For my day job, I get to sift through maps, census figures, and newspapers. Often in my searches, I come across an item unrelated to my day job's topic, but completely relevant to the history of the Red River Valley... like this little mystery.
Now, I've been researching the Red River Valley for 20 years and I know there's always more to discover. However, I was a bit surprised when I came upon this letter to the editor, written for the Denison Sunday Gazetteer in May 1899. Magnus Good wrote about putting "up a drug store" in a "new, thriving, up-to-date town" named Pancanula, Chickasaw Nation (then, Indian Territory). Huh, I wondered... where is Pancanula? I'd never heard of it. It's not on current maps, and it's not mentioned in the Oklahoma History Center's archives.
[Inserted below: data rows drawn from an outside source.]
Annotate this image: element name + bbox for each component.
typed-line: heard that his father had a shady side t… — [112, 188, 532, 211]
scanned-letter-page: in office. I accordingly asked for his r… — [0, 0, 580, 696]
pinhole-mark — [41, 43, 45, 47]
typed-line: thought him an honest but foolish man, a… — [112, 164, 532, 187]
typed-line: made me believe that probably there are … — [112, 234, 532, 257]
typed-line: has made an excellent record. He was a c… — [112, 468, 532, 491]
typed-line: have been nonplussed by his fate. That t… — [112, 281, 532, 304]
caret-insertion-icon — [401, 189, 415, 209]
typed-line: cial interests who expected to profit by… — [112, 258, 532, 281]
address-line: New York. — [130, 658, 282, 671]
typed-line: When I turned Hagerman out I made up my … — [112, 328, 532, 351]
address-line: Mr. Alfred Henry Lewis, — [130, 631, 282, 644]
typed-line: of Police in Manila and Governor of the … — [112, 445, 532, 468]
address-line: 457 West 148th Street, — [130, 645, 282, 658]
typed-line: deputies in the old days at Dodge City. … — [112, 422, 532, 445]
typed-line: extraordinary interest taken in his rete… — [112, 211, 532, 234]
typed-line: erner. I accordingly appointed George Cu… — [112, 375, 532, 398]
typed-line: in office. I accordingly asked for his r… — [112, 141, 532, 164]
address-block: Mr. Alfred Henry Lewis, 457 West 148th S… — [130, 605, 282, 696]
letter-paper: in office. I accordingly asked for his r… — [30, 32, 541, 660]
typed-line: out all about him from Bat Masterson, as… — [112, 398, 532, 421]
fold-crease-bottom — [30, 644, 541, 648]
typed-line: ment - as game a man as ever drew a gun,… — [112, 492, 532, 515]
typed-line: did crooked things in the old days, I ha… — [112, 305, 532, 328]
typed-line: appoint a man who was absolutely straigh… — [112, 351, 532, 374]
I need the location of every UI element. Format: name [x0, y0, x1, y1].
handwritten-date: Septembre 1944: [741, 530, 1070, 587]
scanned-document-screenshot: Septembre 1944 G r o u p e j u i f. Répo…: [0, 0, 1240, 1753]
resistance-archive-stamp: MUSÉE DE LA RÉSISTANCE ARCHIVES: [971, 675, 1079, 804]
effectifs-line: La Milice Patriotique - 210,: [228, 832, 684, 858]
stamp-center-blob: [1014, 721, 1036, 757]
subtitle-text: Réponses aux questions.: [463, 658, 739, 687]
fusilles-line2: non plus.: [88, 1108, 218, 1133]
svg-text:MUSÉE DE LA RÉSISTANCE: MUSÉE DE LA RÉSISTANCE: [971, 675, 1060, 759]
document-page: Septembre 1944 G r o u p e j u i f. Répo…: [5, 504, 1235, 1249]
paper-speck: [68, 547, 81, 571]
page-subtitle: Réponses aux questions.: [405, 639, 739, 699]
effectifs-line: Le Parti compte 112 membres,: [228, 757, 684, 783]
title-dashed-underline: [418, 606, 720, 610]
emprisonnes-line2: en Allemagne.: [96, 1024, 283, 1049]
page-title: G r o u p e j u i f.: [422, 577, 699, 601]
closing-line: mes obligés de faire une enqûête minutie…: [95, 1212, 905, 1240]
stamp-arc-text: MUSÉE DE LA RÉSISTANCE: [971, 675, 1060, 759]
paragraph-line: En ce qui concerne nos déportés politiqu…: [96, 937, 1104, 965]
I know that this area of the Chickasaw Nation was Panola County at one point, so I thought... maybe Mr. Good had misspelled Panola? But this is a very lucid letter, so I had to discount that hair-brained theory.
Then, the Library of Congress came to the rescue once again. I looked at this 1900 map of the Chickasaw Nation and, Bob's your Uncle, I found Pancanula! But it's spelled Pauchunla. I think... darn that Meridian Line in the way. Link the map is here: https://www.loc.gov/item/2007627495/
Isn't it insane that a town, built by Willie Kemp (from a prominent Chickasaw family) with "two physicians and two ministers, a fine instrumental band and a pebating [SIC] club" with soft water "of the best quality" and "not a woman or child in the town" is now completely GONE? I think it was absorbed/ moved in favor of Achille (Bryan County, Oklahoma), established around 1910.
What do you think? Maybe the problem was the lack of women?